Millions of car driving Americans are having their every move watched, photographed, archived, and available online, says a tech watchdog group.
Automatic license plate readers are used all over the country, the Electronic Frontier Foundation watchdog group says that more than 100 of the systems streaming live on the web, potentially compromising personal information of countless Americans, according to Fox News.
An EFF study found that hundreds of the systems tracking the movements of cars, and also scans license plates and generates personal data on the car’s registrant, was being posted online without even password protection.
License plate readers are used in conjunction with law enforcement – and a car’s license plate can be used to track down the owner.
The information is used for everything from issuing traffic tickets to finding murderers.
However, EFF implies that the technology is being used to monitor activity of law-abiding citizens and compile databases.

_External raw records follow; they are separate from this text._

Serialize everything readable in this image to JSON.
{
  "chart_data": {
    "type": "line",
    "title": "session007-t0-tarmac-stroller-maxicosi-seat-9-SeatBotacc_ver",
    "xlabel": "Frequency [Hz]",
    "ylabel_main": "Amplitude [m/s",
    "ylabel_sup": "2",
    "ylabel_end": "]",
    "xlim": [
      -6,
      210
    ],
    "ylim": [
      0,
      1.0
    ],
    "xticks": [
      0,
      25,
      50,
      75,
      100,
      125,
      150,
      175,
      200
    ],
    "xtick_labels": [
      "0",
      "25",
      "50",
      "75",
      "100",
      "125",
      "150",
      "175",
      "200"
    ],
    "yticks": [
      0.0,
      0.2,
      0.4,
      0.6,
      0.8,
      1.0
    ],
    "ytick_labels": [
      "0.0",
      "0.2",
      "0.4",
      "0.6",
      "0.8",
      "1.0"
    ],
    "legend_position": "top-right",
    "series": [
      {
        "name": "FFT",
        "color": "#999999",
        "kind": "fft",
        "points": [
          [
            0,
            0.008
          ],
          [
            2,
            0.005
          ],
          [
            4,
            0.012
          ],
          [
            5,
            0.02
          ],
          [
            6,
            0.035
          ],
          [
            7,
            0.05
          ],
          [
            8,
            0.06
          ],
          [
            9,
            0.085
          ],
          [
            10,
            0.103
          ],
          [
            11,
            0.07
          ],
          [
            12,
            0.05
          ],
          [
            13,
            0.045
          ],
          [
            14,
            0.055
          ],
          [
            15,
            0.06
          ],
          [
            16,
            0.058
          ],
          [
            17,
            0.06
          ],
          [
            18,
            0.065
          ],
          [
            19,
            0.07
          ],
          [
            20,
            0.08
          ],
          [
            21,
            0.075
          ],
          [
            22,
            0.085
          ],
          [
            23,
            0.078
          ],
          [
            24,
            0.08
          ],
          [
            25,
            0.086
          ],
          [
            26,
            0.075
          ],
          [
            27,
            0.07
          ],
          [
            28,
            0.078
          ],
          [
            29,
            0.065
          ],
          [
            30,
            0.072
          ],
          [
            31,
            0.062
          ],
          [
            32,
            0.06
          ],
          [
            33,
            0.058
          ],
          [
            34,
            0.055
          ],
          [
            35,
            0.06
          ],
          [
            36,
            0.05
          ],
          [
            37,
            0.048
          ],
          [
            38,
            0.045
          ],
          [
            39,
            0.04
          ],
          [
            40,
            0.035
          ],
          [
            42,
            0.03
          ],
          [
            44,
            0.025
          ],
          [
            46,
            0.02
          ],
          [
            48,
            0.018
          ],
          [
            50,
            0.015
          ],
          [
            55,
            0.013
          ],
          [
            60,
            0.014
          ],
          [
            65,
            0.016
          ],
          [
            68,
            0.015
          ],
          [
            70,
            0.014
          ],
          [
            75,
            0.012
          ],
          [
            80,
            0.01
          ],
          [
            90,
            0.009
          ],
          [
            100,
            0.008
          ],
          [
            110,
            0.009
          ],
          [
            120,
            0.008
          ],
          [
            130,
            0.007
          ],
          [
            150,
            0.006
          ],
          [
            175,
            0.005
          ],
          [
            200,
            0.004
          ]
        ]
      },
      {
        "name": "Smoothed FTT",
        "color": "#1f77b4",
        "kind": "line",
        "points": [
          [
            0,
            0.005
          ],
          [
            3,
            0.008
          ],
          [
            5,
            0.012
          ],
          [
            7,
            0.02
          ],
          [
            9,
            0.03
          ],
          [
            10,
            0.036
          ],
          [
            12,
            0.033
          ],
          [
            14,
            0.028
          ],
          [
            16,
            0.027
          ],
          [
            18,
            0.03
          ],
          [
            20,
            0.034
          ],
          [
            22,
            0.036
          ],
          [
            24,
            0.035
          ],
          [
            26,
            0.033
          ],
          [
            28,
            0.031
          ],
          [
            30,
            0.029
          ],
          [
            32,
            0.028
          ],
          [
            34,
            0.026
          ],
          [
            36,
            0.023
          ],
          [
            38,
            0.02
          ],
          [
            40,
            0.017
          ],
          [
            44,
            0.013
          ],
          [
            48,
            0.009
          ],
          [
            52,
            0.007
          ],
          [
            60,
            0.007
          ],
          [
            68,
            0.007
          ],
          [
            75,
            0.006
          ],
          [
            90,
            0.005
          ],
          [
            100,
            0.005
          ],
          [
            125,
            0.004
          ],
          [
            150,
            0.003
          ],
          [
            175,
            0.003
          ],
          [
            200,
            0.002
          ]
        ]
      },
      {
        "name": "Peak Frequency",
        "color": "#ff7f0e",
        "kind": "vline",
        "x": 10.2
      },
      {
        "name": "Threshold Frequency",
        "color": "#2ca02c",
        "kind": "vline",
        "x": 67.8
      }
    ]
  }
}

It says that cameras were trained on a University of Southern California frat house, while another was trained on a Florida gun shop.
‘Anyone in favor of the Second Amendment, I’m sure, could have a problem with that,’ Dave Maass, an EFF researcher and co-author of the report told the outlet.
EFF says that if you plug certain keywords in Shodan, an online search engine, it retrieved hundreds of PIPS [manufactured] camera systems connected to the Internet, often with control panels open and accessible through a Web browser with no password protection.
This means that anyone can simply log on and watch cars and then retrieve personal information about the registrants.
PIPS Technology, which makes the cameras, is owned by 3M.
3M released a statement to Fox News saying that security features within the technology would prevent this happening – and it’s up to law enforcement to implement those security features.
But Maass says this is merely passing the buck, and that bypassing or not implementing the security features shouldn’t even be an option, and that this is a flaw in the system’s technology.
EFF says that their goal in releasing this report is to get law enforcement to strengthen the security of PIPS technology.
For years, privacy groups have complained about license plate readers, which can scan tens of thousands of plates per day – potentially reporting on the activities of millions of law abiding citizens.
Law enforcement has historically been uncooperative in unveiling who can see the compiled information and why, according to a American Civil Liberties Union reported titled ‘You are being tracked.’
The ACLU says the information is being stored with no accountability as to where or why.
‘We have a problem with these large dragnets,’ ACLU policy analyst Jay Stanley told Fox News. ‘We also don’t like when departments store the data for years.’
Police, however, say the cameras keep the public safe and save taxpayers money.
Kenner, Louisiana police chief Michael Glaser, whose department EFF said allowed footage to be streamed unprotected online, told Fox News: ‘[The cameras] help us with everything – homicides, stolen cars …’
In 2014, Joseph Humbles, 21, was convicted in Kenner for the murder of Walter D. Bailey, which happened in 2010 during a robbery.
He also shot Bailey’s unnamed friend, who survived.
Humbles, who only netted $10 from the robbery, shot the victims when they ran away, according to Nola.com.
He was eventually nabbed by cops using a license plate reader.